E, então, a fase que deveria ser desfrutada como uma doce ilusão da vida, que serviria para dar o impulso inicial da existência, torna-se a fase do desconforto, da desilusão da falta de opções. O adolescente – muitas vezes – já em conflito com as leis, submetido aos rigores de medidas sócio-educativas, vai perdendo as referências que já foram caras às gerações passadas: a família, a convivência branda com os parentes e amigos, as práticas escolares. Perde os parâmetros numa sociedade competitiva, sem tempo para os não competitivos, sem tempo para os não adaptados... Então, sem opção, resolve agredir esta própria sociedade que não lhes enxerga: pede, se não é atendido, exige... Se, ainda assim, não é atendido agride... Se for preciso, mata... Tal qual um justiceiro mítico, se arvora no direito de exigir o que se lhe nega... Reúne-se em grupo... Canta as suas mazelas e declama ameaças... Faz arrastões... Mostra ao mundo que precisa ser visto. Aprende a guerrear logo cedo.
Infelizmente, boa parte dos adolescentes do mundo vive existências desconfortáveis, carentes e ameaçadas... Não podem desfrutar do conforto de uma ilusão tão própria desta fase da vida. Não podem desfrutar de algo que parecia ser comum há poucos anos atrás.
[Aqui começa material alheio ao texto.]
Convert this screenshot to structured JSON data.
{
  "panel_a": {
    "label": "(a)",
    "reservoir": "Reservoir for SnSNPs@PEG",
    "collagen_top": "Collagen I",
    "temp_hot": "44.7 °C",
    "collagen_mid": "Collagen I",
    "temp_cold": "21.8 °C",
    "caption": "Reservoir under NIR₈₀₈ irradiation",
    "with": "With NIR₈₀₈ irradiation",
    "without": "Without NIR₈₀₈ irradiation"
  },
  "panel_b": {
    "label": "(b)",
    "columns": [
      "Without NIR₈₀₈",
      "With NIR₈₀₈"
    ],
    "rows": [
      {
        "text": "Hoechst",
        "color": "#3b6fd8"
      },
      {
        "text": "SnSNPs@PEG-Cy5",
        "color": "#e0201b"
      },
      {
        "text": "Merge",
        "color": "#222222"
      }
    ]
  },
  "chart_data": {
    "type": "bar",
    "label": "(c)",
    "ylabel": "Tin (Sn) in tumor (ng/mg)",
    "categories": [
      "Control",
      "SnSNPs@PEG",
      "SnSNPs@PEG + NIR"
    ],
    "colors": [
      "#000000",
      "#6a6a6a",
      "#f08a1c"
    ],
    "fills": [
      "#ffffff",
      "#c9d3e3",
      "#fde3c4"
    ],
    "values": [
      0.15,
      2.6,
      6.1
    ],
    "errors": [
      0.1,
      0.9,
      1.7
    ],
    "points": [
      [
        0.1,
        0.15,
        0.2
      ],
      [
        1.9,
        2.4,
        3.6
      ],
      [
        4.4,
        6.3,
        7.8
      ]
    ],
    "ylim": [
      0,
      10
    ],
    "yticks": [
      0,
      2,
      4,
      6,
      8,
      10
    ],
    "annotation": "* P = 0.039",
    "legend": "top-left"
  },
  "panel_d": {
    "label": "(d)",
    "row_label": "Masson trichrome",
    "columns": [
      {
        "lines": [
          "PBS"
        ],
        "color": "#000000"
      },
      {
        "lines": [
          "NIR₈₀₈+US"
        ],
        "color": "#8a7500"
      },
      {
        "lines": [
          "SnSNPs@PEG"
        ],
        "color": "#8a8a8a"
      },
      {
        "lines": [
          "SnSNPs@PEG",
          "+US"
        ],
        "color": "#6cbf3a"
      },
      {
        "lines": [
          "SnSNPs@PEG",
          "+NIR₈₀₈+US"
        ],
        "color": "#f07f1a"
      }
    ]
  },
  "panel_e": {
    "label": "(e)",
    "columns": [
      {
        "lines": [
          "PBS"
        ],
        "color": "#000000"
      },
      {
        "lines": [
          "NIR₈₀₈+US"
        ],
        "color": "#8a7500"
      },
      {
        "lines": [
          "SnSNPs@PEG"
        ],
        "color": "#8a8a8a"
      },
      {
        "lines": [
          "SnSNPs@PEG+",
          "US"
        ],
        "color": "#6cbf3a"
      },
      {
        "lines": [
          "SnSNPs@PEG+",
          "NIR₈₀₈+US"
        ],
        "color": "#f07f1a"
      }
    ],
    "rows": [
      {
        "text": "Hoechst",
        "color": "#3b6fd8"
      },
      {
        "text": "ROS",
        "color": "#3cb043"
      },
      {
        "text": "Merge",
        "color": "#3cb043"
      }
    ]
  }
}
A infância e a adolescência merecem uma atenção especial, no Brasil e no mundo. O conforto desta ilusão está em ter condições mínimas de suprir necessidades, em ter carinho, amor e atenção adequados e uma educação que possa garantir a capacidade de escolher os caminhos da vida adulta. A vida humana – por si só, cheia de mazelas e numa senda própria que, ao seu fim, preconiza o encontro com a dissolução – não pode ter tal etapa substituída.
Ou permitimos que os nossos jovens sonhem também ou teremos, cada vez mais, pesadelos como conseqüência dos nossos erros ou omissões.